Aquilo a que chamamos street art ganha outros significados quando estudamos a sagacidade da obra de Banksy. Diversos fatores são os que levam o artista a ser um dos mais comentados nas notícias do mundo da arte: sua identidade não revelada, a estética inconfundível do stêncil, as duras críticas ao sistema capitalista e ao mercado de arte.
Curiosamente, seu posicionamento crítico não o leva a ser menos requisitado nos leilões de arte, sendo, ao contrário, conhecido como artista que bate recordes de preços.
É possível atribuir seu valor à imprevisibilidade das suas ações. Suas iniciativas são sempre muito pontuais e surpreendem o público ao invadir museus e forjar obras originais ou ao destruir o próprio trabalho ao vivo em um leilão de arte.
Como um artista urbano, o posicionamento político tem importância equivalente ao trabalho final. O processo significa muito já que o grafite tem uma história ligada à subversão e à contestação. Banksy age escondido, rápido e por dentro de circuitos não imagináveis.

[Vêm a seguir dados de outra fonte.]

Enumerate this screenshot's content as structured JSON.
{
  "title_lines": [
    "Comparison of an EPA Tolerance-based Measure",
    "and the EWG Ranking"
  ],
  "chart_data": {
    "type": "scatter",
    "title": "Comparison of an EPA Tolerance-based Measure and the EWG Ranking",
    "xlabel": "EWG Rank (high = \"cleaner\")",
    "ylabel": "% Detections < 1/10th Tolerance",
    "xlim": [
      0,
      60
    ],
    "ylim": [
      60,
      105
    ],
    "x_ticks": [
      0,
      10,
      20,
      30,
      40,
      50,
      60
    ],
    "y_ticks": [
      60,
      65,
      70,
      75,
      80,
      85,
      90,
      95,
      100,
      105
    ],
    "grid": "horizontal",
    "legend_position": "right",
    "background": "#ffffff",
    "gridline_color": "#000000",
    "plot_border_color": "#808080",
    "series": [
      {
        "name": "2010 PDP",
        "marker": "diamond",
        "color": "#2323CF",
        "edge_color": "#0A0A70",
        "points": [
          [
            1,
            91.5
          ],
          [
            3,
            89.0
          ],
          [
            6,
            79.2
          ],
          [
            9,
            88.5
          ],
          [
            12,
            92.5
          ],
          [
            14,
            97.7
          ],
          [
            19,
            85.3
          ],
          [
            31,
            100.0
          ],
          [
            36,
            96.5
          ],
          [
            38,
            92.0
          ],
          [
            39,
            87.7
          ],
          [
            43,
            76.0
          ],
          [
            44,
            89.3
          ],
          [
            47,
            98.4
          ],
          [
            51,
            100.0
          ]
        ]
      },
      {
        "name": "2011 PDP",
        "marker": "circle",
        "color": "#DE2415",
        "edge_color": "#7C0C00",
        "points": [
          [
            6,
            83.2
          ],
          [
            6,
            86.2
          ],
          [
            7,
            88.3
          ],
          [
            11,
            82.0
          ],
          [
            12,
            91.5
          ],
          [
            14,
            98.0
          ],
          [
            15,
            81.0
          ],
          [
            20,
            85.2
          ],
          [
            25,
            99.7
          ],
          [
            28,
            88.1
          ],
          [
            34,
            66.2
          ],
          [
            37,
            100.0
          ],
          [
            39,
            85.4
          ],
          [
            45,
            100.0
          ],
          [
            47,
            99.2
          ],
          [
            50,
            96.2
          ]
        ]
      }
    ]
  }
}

É comum mencionar a linguagem do grafite como uma espécie de “grito de exclusão”. Enquanto as grandes instituições do circuito da arte historicamente patrocinaram e promoveram as belas artes e as produções que dialogavam, de certa forma, com o cotidiano burguês, o grafite e a pichação, entram nesse escopo como marginais, periféricos e representativos de uma linguagem popular apagada no âmbito artístico e social.
Essas manifestações são feitas no espaço público de forma aberta e visível para a maior parte das pessoas, contrariando a lógica de instituições fechadas que funcionam apenas para pequenos grupos.
As pinturas feitas em espaços de grande circulação se tornam acessíveis a todos que passam no local. É pensando nesta forma de arte democrática que Banksy escreve:
“grafitar é, na verdade, uma das mais honestas formas de arte disponíveis. Não existe elitismo ou badalação, o grafite fica exposto nos melhores muros e paredes que a cidade tem a oferecer e ninguém fica de fora por causa do preço do ingresso”
Apesar de não sabermos exatamente quem é o artista, sua opinião sempre foi bem estampada em seu trabalho no grafite, em documentário e em livro e, atualmente, se comunica em sua página do Instagram.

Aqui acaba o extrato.